My favourite character in Powerbomb is superfan Paul (Wes Allen), who reminds me of a cross between The Hangover’s Zach Galifianakis and wrestler Bray Wyatt. He’s unhinged, pathetic, but caring! I love the scene with him and his puppet discussing his failings in life, but he doesn’t let it bring him down as he has his wrestling passion. However, my biggest gripe with this film is how Paul subsequently kidnaps Matt to ‘help’ him grow as a wrestler, by trying to convince him to leave his family, and leave the indie circuit. Now, Paul is crazy, and maybe deep down does regret his own life choices – also, this is a micro-budget film – however, all Paul and Matt do is talk! Paul will then leave Matt alone for a while before returning to discuss something else, like how Matt’s family is dragging him down.
A few examples that would have made these scenes more entertaining: 1. Paul shows Matt contract info from a major promotion, some stats about failed wrestlers, and a biography of a wrestler who disowned his family then made it big! 2. Paul plants some evidence that would cause Matt to split from his family and agent. 3. Paul tortures Matt (nothing too serious as he still needs to wrestle) so he associates his family with holding him back.
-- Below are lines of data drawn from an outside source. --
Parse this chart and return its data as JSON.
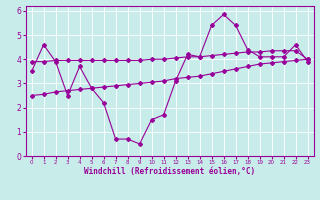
{
  "title": "",
  "xlabel": "Windchill (Refroidissement éolien,°C)",
  "ylabel": "",
  "bg_color": "#c8ece9",
  "grid_color": "#ffffff",
  "line_color": "#990099",
  "xlim": [
    -0.5,
    23.5
  ],
  "ylim": [
    0,
    6.2
  ],
  "x_ticks": [
    0,
    1,
    2,
    3,
    4,
    5,
    6,
    7,
    8,
    9,
    10,
    11,
    12,
    13,
    14,
    15,
    16,
    17,
    18,
    19,
    20,
    21,
    22,
    23
  ],
  "y_ticks": [
    0,
    1,
    2,
    3,
    4,
    5,
    6
  ],
  "series1_x": [
    0,
    1,
    2,
    3,
    4,
    5,
    6,
    7,
    8,
    9,
    10,
    11,
    12,
    13,
    14,
    15,
    16,
    17,
    18,
    19,
    20,
    21,
    22,
    23
  ],
  "series1_y": [
    3.5,
    4.6,
    3.9,
    2.5,
    3.7,
    2.8,
    2.2,
    0.7,
    0.7,
    0.5,
    1.5,
    1.7,
    3.1,
    4.2,
    4.1,
    5.4,
    5.85,
    5.4,
    4.4,
    4.1,
    4.1,
    4.1,
    4.6,
    3.9
  ],
  "series2_x": [
    0,
    1,
    2,
    3,
    4,
    5,
    6,
    7,
    8,
    9,
    10,
    11,
    12,
    13,
    14,
    15,
    16,
    17,
    18,
    19,
    20,
    21,
    22,
    23
  ],
  "series2_y": [
    3.9,
    3.9,
    3.95,
    3.95,
    3.95,
    3.95,
    3.95,
    3.95,
    3.95,
    3.95,
    4.0,
    4.0,
    4.05,
    4.1,
    4.1,
    4.15,
    4.2,
    4.25,
    4.3,
    4.3,
    4.35,
    4.35,
    4.35,
    4.0
  ],
  "series3_x": [
    0,
    1,
    2,
    3,
    4,
    5,
    6,
    7,
    8,
    9,
    10,
    11,
    12,
    13,
    14,
    15,
    16,
    17,
    18,
    19,
    20,
    21,
    22,
    23
  ],
  "series3_y": [
    2.5,
    2.55,
    2.65,
    2.7,
    2.75,
    2.8,
    2.85,
    2.9,
    2.95,
    3.0,
    3.05,
    3.1,
    3.2,
    3.25,
    3.3,
    3.4,
    3.5,
    3.6,
    3.7,
    3.8,
    3.85,
    3.9,
    3.95,
    4.0
  ]
}
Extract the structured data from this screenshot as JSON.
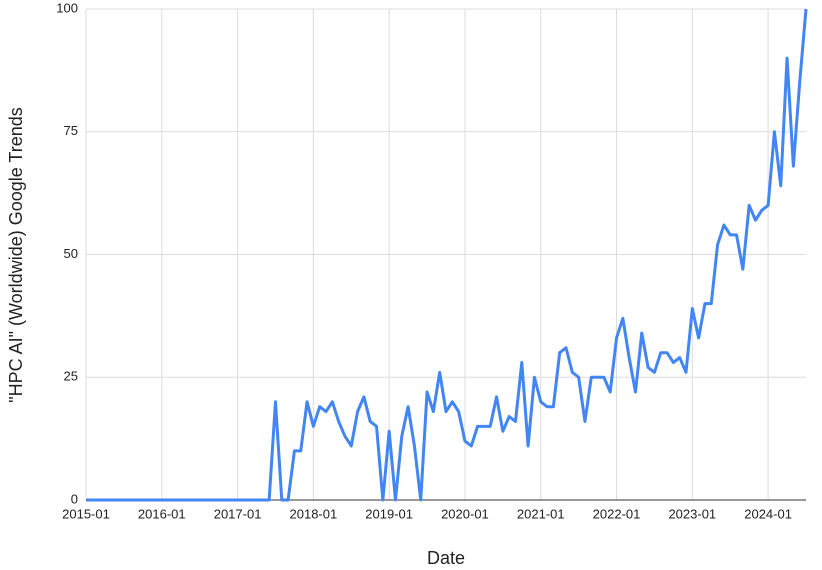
{
  "chart_data": {
    "type": "line",
    "x_label": "Date",
    "y_label": "\"HPC AI\" (Worldwide) Google Trends",
    "x": [
      "2015-01",
      "2015-02",
      "2015-03",
      "2015-04",
      "2015-05",
      "2015-06",
      "2015-07",
      "2015-08",
      "2015-09",
      "2015-10",
      "2015-11",
      "2015-12",
      "2016-01",
      "2016-02",
      "2016-03",
      "2016-04",
      "2016-05",
      "2016-06",
      "2016-07",
      "2016-08",
      "2016-09",
      "2016-10",
      "2016-11",
      "2016-12",
      "2017-01",
      "2017-02",
      "2017-03",
      "2017-04",
      "2017-05",
      "2017-06",
      "2017-07",
      "2017-08",
      "2017-09",
      "2017-10",
      "2017-11",
      "2017-12",
      "2018-01",
      "2018-02",
      "2018-03",
      "2018-04",
      "2018-05",
      "2018-06",
      "2018-07",
      "2018-08",
      "2018-09",
      "2018-10",
      "2018-11",
      "2018-12",
      "2019-01",
      "2019-02",
      "2019-03",
      "2019-04",
      "2019-05",
      "2019-06",
      "2019-07",
      "2019-08",
      "2019-09",
      "2019-10",
      "2019-11",
      "2019-12",
      "2020-01",
      "2020-02",
      "2020-03",
      "2020-04",
      "2020-05",
      "2020-06",
      "2020-07",
      "2020-08",
      "2020-09",
      "2020-10",
      "2020-11",
      "2020-12",
      "2021-01",
      "2021-02",
      "2021-03",
      "2021-04",
      "2021-05",
      "2021-06",
      "2021-07",
      "2021-08",
      "2021-09",
      "2021-10",
      "2021-11",
      "2021-12",
      "2022-01",
      "2022-02",
      "2022-03",
      "2022-04",
      "2022-05",
      "2022-06",
      "2022-07",
      "2022-08",
      "2022-09",
      "2022-10",
      "2022-11",
      "2022-12",
      "2023-01",
      "2023-02",
      "2023-03",
      "2023-04",
      "2023-05",
      "2023-06",
      "2023-07",
      "2023-08",
      "2023-09",
      "2023-10",
      "2023-11",
      "2023-12",
      "2024-01",
      "2024-02",
      "2024-03",
      "2024-04",
      "2024-05",
      "2024-06",
      "2024-07"
    ],
    "series": [
      {
        "name": "HPC AI",
        "color": "#4285f4",
        "values": [
          0,
          0,
          0,
          0,
          0,
          0,
          0,
          0,
          0,
          0,
          0,
          0,
          0,
          0,
          0,
          0,
          0,
          0,
          0,
          0,
          0,
          0,
          0,
          0,
          0,
          0,
          0,
          0,
          0,
          0,
          20,
          0,
          0,
          10,
          10,
          20,
          15,
          19,
          18,
          20,
          16,
          13,
          11,
          18,
          21,
          16,
          15,
          0,
          14,
          0,
          13,
          19,
          11,
          0,
          22,
          18,
          26,
          18,
          20,
          18,
          12,
          11,
          15,
          15,
          15,
          21,
          14,
          17,
          16,
          28,
          11,
          25,
          20,
          19,
          19,
          30,
          31,
          26,
          25,
          16,
          25,
          25,
          25,
          22,
          33,
          37,
          29,
          22,
          34,
          27,
          26,
          30,
          30,
          28,
          29,
          26,
          39,
          33,
          40,
          40,
          52,
          56,
          54,
          54,
          47,
          60,
          57,
          59,
          60,
          75,
          64,
          90,
          68,
          85,
          100
        ]
      }
    ],
    "xlim": [
      "2015-01",
      "2024-07"
    ],
    "xticks": [
      "2015-01",
      "2016-01",
      "2017-01",
      "2018-01",
      "2019-01",
      "2020-01",
      "2021-01",
      "2022-01",
      "2023-01",
      "2024-01"
    ],
    "ylim": [
      0,
      100
    ],
    "yticks": [
      0,
      25,
      50,
      75,
      100
    ],
    "grid": true
  }
}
With that being said, there is one scene (besides the finale) I really enjoyed, where Matt talks about his family history. Also, intersected are scenes with Matt’s family which, again, are dialogue-heavy. I feel this is because of the budget and perhaps flashbacks would have been better suited, or if these scenes were more charged as they distract from the scenes at Paul’s house. However, just like in the big-budget film The Wrestler, the filmmakers were able to get across just how difficult independent wrestling is for a family, with crap wages, lots of travel, injuries, etc.
Overall, despite the budget, Powerbomb is a good film for wrestling fans, with a brilliant performance from Wes Allen as superfan Paul. However, it is too dialogue-heavy with wrestling terminology to appeal to those uninterested in professional wrestling.